Mit der Einführung der batteriebetriebenen Fahrzeuge kommt es auch bei alternativen Vertriebskonzepten zu etwas Bewegung. Das seit vielen Jahren im Prinzip bewährte Vertragshandelssystem steht auf dem Prüfstand. Zweifellos ist aus vielfältigen Gründen eine Neuausrichtung notwendig. AUTOHAUS-Autor Walter Missing hat dies in AUTOHAUS 3/2021 und im AUTOHAUS Podcast ausführlich vorgestellt. Für den Handel geht es dabei in erster Linie um Rentabilität, Profitabilität und Zukunftssicherung.
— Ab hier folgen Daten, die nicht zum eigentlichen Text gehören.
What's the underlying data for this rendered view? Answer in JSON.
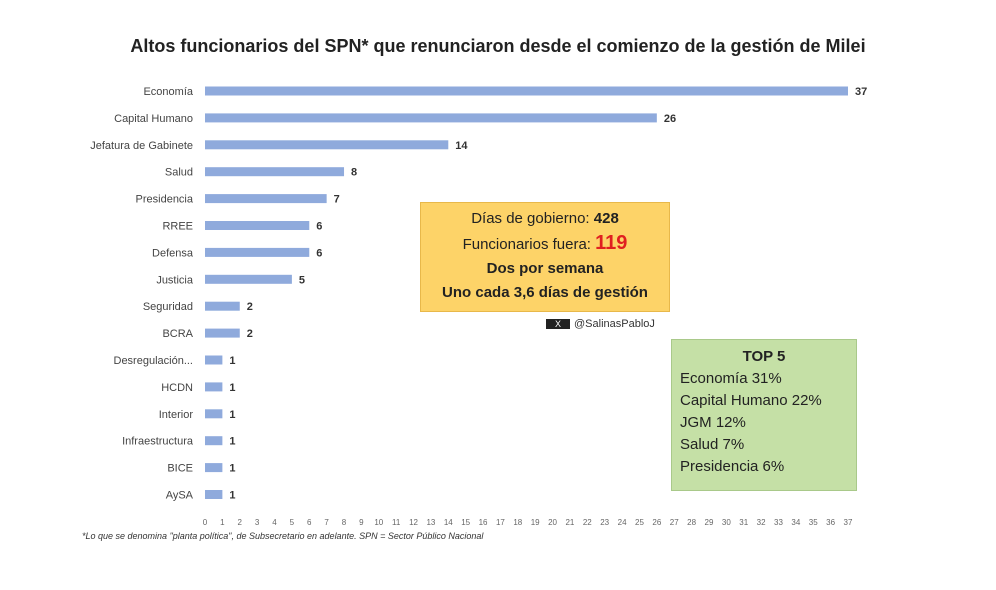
{
  "chart_data": {
    "type": "bar",
    "orientation": "horizontal",
    "title": "Altos funcionarios del SPN* que renunciaron desde el comienzo de la gestión de Milei",
    "categories": [
      "Economía",
      "Capital Humano",
      "Jefatura de Gabinete",
      "Salud",
      "Presidencia",
      "RREE",
      "Defensa",
      "Justicia",
      "Seguridad",
      "BCRA",
      "Desregulación...",
      "HCDN",
      "Interior",
      "Infraestructura",
      "BICE",
      "AySA"
    ],
    "values": [
      37,
      26,
      14,
      8,
      7,
      6,
      6,
      5,
      2,
      2,
      1,
      1,
      1,
      1,
      1,
      1
    ],
    "xlim": [
      0,
      37
    ],
    "xticks": [
      "0",
      "1",
      "2",
      "3",
      "4",
      "5",
      "6",
      "7",
      "8",
      "9",
      "10",
      "11",
      "12",
      "13",
      "14",
      "15",
      "16",
      "17",
      "18",
      "19",
      "20",
      "21",
      "22",
      "23",
      "24",
      "25",
      "26",
      "27",
      "28",
      "29",
      "30",
      "31",
      "32",
      "33",
      "34",
      "35",
      "36",
      "37"
    ],
    "bar_color": "#8faadc",
    "grid": false
  },
  "infobox": {
    "line1_label": "Días de gobierno:",
    "line1_value": "428",
    "line2_label": "Funcionarios fuera:",
    "line2_value": "119",
    "line3": "Dos por semana",
    "line4": "Uno cada 3,6 días de gestión",
    "highlight_color": "#e02020"
  },
  "handle": {
    "icon": "x-logo-icon",
    "icon_text": "X",
    "text": "@SalinasPabloJ"
  },
  "top5": {
    "title": "TOP 5",
    "items": [
      "Economía 31%",
      "Capital Humano 22%",
      "JGM 12%",
      "Salud 7%",
      "Presidencia 6%"
    ]
  },
  "footnote": "*Lo que se denomina \"planta política\", de Subsecretario en adelante. SPN = Sector Público Nacional"
}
Zunächst ist es erfreulich, dass die Autobauer erkannt haben, dass erfolgreicher Mobilitätsvertrieb ohne Handel nicht funktioniert. Wenn man von den Besserwissern Tesla und Polestar absieht, will der Großteil nicht auf den Handel verzichten. Jetzt geht es aber darum, die Rollen neu zu definieren. Wenn beispielsweise Volkswagen von „one face to the customer“ spricht und man sich an die Kunden mit einer Stimme wenden will, so sollte dazu auch eine Erklärung abgeliefert werden, wie man sich dies vertrieblich vorstellt. Auch sollten die Partner darüber informiert werden, in welcher Form die Beute, die künftig auch aus digitalen Dienstleistungen bestehen soll, verteilt wird. Das bisher für die E-Mobile eingeführte unechte Agentursystem zeigt, dass man bereit ist, auf den Handel zuzugehen.
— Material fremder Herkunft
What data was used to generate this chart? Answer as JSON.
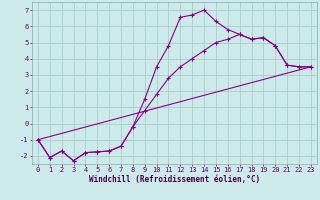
{
  "xlabel": "Windchill (Refroidissement éolien,°C)",
  "bg_color": "#cceaea",
  "grid_color": "#aacccc",
  "line_color": "#880088",
  "line1_x": [
    0,
    1,
    2,
    3,
    4,
    5,
    6,
    7,
    8,
    9,
    10,
    11,
    12,
    13,
    14,
    15,
    16,
    17,
    18,
    19,
    20,
    21,
    22,
    23
  ],
  "line1_y": [
    -1,
    -2.1,
    -1.7,
    -2.3,
    -1.8,
    -1.75,
    -1.7,
    -1.4,
    -0.2,
    1.5,
    3.5,
    4.8,
    6.55,
    6.7,
    7.0,
    6.3,
    5.8,
    5.5,
    5.2,
    5.3,
    4.8,
    3.6,
    3.5,
    3.5
  ],
  "line2_x": [
    0,
    1,
    2,
    3,
    4,
    5,
    6,
    7,
    8,
    9,
    10,
    11,
    12,
    13,
    14,
    15,
    16,
    17,
    18,
    19,
    20,
    21,
    22,
    23
  ],
  "line2_y": [
    -1,
    -2.1,
    -1.7,
    -2.3,
    -1.8,
    -1.75,
    -1.7,
    -1.4,
    -0.2,
    0.8,
    1.8,
    2.8,
    3.5,
    4.0,
    4.5,
    5.0,
    5.2,
    5.5,
    5.2,
    5.3,
    4.8,
    3.6,
    3.5,
    3.5
  ],
  "line3_x": [
    0,
    23
  ],
  "line3_y": [
    -1.0,
    3.5
  ],
  "xlim": [
    -0.5,
    23.5
  ],
  "ylim": [
    -2.5,
    7.5
  ],
  "xticks": [
    0,
    1,
    2,
    3,
    4,
    5,
    6,
    7,
    8,
    9,
    10,
    11,
    12,
    13,
    14,
    15,
    16,
    17,
    18,
    19,
    20,
    21,
    22,
    23
  ],
  "yticks": [
    -2,
    -1,
    0,
    1,
    2,
    3,
    4,
    5,
    6,
    7
  ],
  "xlabel_color": "#440044",
  "tick_color": "#660066",
  "xlabel_fontsize": 5.5,
  "tick_fontsize": 5.0,
  "linewidth": 0.8,
  "markersize": 2.5
}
Aber auch die Händler sind von neuen Vertriebssystemen nicht alle überzeugt. Im aktuellen AUTOHAUS Panel fürchten viele um ihre unternehmerische Freiheit und möchten am Vertragshändlersystem festhalten. Man würde sich dazu auch vom Zentralverband Deutsches Kfz-Gewerbe (ZDK) konkretere Aussagen wünschen. Es ist sicher öffentlichkeitswirksam, im Gespräch mit dem EU-Parlamentarier und EVP-Fraktionschef Manfred Weber unter anderem über Investitionsschutz, Kündigungsfrist, Datenschutz und Standards zu sprechen. Ob dies allerdings einen wesentlichen Beitrag zur aktuellen Diskussion leistet oder Lösungen bietet?
So warnt der ZDK vor dem Online-Direktvertrieb – und Volvo führt diesen für alle Autos mit Kabel mit Zustimmung des Händlerverbands ein. Mit acht Prozent Provision scheinen die Volvo-Händler – ab 2030 ausschließlich – gut leben zu können. Beim Agenturgeschäft von Volkswagen gibt es sechs Prozent. Auch Cupra wird eine unechte Agentur einführen. Lexus muss beim 300e auf den Direktvertrieb setzen, weil die Händler mit der gebotenen Marge nicht einverstanden sind. Die zum chinesischen SAIC-Imperium gehörende Marke MG ist gerade dabei, das Vertriebsnetz als unechte Agentur zu installieren. Die Provision beläuft sich auf knapp zehn Prozent.
Fakt ist: Das Thema ist komplex. Es wird keine einfachen Lösungen geben. Die einzige deutsche Marke, die neben Volvo bisher mit Ansage den Vertrieb komplett umbaut, ist Mercedes. Nach Angaben von Insidern ist man als einzige Vertriebsorganisation dabei, eine echte Agentur zu etablieren. Bei der Umsetzung wird der neue Chef des deutschen Vertriebs (MBVD), Jörg Heinermann, eine wichtige Rolle spielen. Dass man die MBVD jetzt an die Region Europa angedockt hat, belegt, dass es eine europäische Lösung geben wird. Ein Ziel lautet: deutlich höherer Profit pro Auto auch auf Kosten der Stückzahlen.